Oggetto dello studio un astro circa 8 volte più grande della Terra, a 4200 anni luce dal nostro pianeta e, secondo gli studiosi, vecchia di “appena” qualche migliaio di anni. Giovanissima, se messa a confronto col nostro Sole, che si stima avere oltre 4,5 miliardi di anni
Messi a confronto con la vita media di una stella, 18 anni possono sembrare un breve lasso di tempo. Sono tuttavia sufficienti per gli astronomi per osservarne l’evoluzione. Ne sono convinti gli scienziati del Centro di Radioastronomia e Astrofisica dell’Università Nazionale Autonoma del Messico che, per dimostrare che i loro modelli teorici sono corretti, hanno messo a confronto due immagini di questa giovane stella, una scattata nel 1996 e una nel 2014.
Oggetto dello studio, pubblicato su Science, è la stella siglata W75N(B)-VLA 2: un astro circa 8 volte più grande della Terra, a 4200 anni luce dal nostro pianeta e, secondo gli studiosi, vecchia di “appena” qualche migliaio di anni. Giovanissima, se messa a confronto col nostro Sole, che si stima avere oltre 4,5 miliardi di anni. Gli astronomi ipotizzavano che questa stella si stesse formando in un ambiente gassoso molto denso, circondata da una ciambella di polveri. Secondo la loro teoria, all’inizio della vita della stella il vento caldo, carico elettricamente, da essa irradiato si sarebbe dovuto espandere in ogni direzione, creando una sorta di guscio bollente perfettamente sferico intorno all’astro. Una volta che il vento avesse raggiunto l’anello di polveri, il “guscio” si sarebbe dovuto deformare, poiché il vento si sarebbe potuto allungare indisturbato nella direzione in cui non trovava ostacoli, mentre sarebbe stato rallentato dalla materia presente nella ciambella.
“Nell’arco di soli 18 anni, questo è esattamente quello che abbiamo osservato”, ha spiegato Carlos Carrasco-Gonzalez, a capo del team di ricerca. L’immagine del 1996, infatti, mostra una regione calda e sferica, prodotta dal vento emesso dalla stella.

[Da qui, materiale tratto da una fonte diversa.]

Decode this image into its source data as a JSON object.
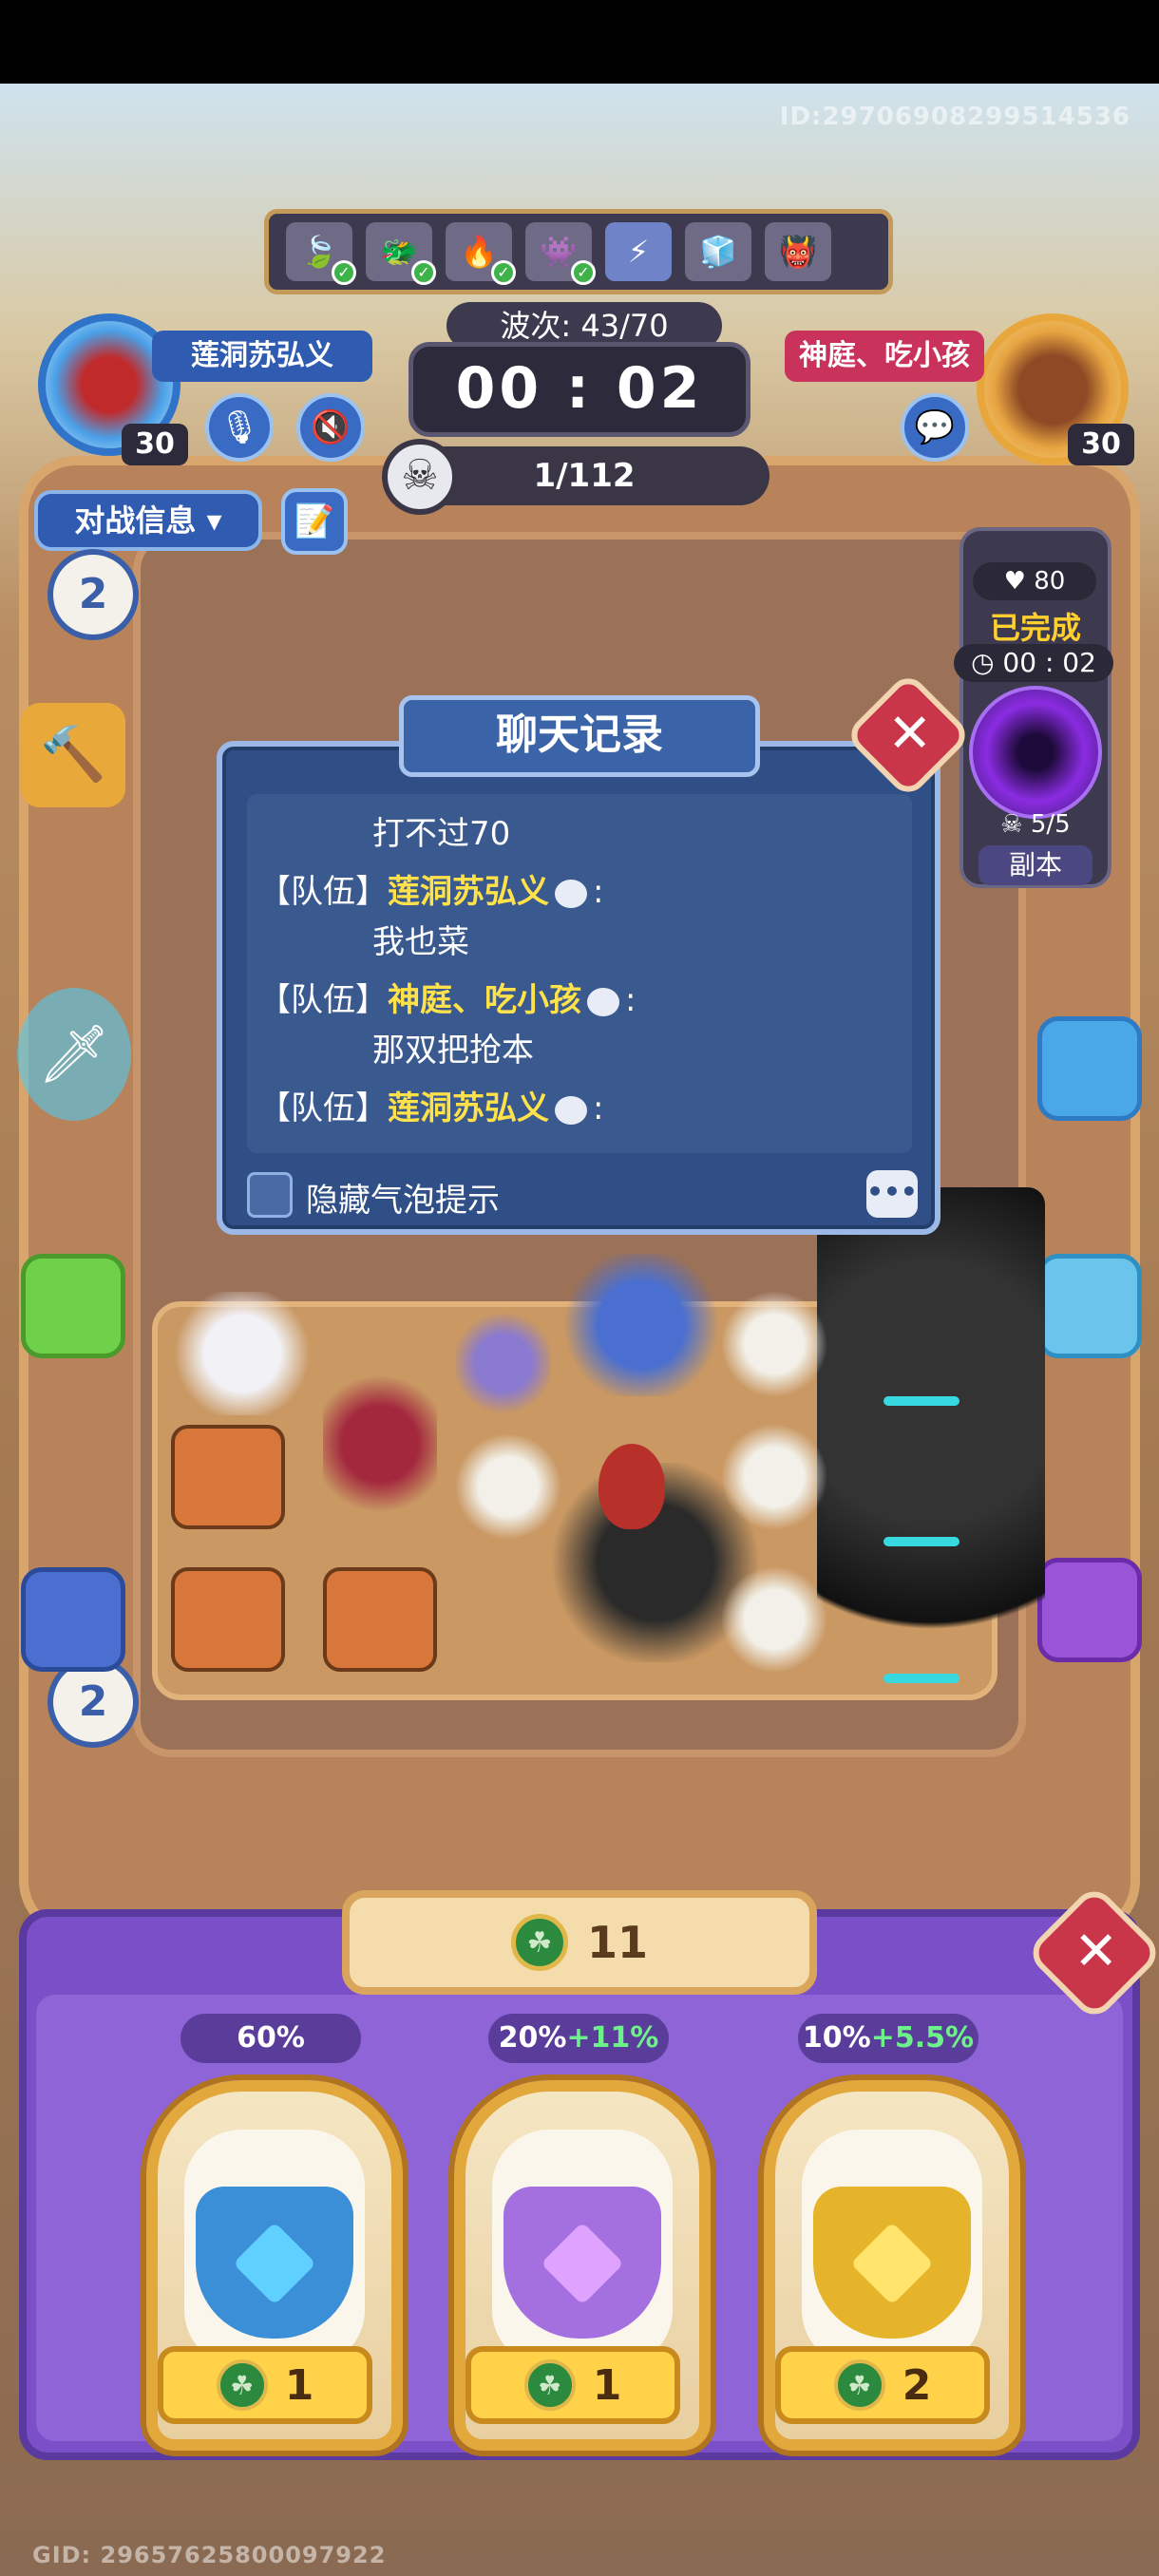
{
  "top": {
    "id_text": "ID:29706908299514536",
    "gid_text": "GID: 29657625800097922"
  },
  "waves": {
    "icons": [
      {
        "name": "leaf-icon",
        "glyph": "🍃",
        "done": true
      },
      {
        "name": "dark-knight-icon",
        "glyph": "🐲",
        "done": true
      },
      {
        "name": "fire-icon",
        "glyph": "🔥",
        "done": true
      },
      {
        "name": "monster-group-icon",
        "glyph": "👾",
        "done": true
      },
      {
        "name": "lightning-icon",
        "glyph": "⚡",
        "done": false,
        "active": true
      },
      {
        "name": "ice-monster-icon",
        "glyph": "🧊",
        "done": false
      },
      {
        "name": "boss-group-icon",
        "glyph": "👹",
        "done": false
      }
    ],
    "label": "波次: 43/70",
    "timer": "00 : 02",
    "kills": "1/112"
  },
  "players": {
    "left": {
      "name": "莲洞苏弘义",
      "level": "30"
    },
    "right": {
      "name": "神庭、吃小孩",
      "level": "30"
    }
  },
  "left_panel": {
    "battle_info_label": "对战信息 ▾",
    "bubble_top": "2",
    "bubble_bottom": "2"
  },
  "side_panel": {
    "hp": "♥ 80",
    "status": "已完成",
    "time": "◷ 00 : 02",
    "count": "☠ 5/5",
    "label": "副本"
  },
  "chat": {
    "title": "聊天记录",
    "messages": [
      {
        "channel": "",
        "name": "",
        "body": "打不过70"
      },
      {
        "channel": "【队伍】",
        "name": "莲洞苏弘义",
        "suffix": ":",
        "body": "我也菜"
      },
      {
        "channel": "【队伍】",
        "name": "神庭、吃小孩",
        "suffix": ":",
        "body": "那双把抢本"
      },
      {
        "channel": "【队伍】",
        "name": "莲洞苏弘义",
        "suffix": ":",
        "body": ""
      }
    ],
    "hide_bubble_label": "隐藏气泡提示"
  },
  "shop": {
    "coins": "11",
    "slots": [
      {
        "pct": "60%",
        "bonus": "",
        "price": "1",
        "color": "#3b8fd6",
        "gem": "#5fd0ff"
      },
      {
        "pct": "20%",
        "bonus": "+11%",
        "price": "1",
        "color": "#a470e0",
        "gem": "#e0a2ff"
      },
      {
        "pct": "10%",
        "bonus": "+5.5%",
        "price": "2",
        "color": "#e6b42a",
        "gem": "#ffe36a"
      }
    ]
  },
  "colors": {
    "accent_blue": "#2f5bb0",
    "accent_red": "#c8325b",
    "shop_purple": "#7a4fc7",
    "gold": "#e2a83c"
  }
}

Quella del 2014, invece – scattata dallo stesso osservatorio della prima, il Karl G. Jansky Very Large Array di Socorro, in New Mexico – mostra una forma nettamente più allungata. Lo studio, spiegano gli autori, risulta ancor più interessante se si pensa quanto “la nostra comprensione di come si evolve una stella molto massiccia è molto più limitata rispetto alle conoscenze che abbiamo su stelle più piccole, come il Sole”, ha concluso Gonzalez. “Sarà molto affascinante continuare ad osservare come questa stella cambierà nel corso della sua vita. Ci aspettiamo di imparare moltissimo da questo tipo di studio”.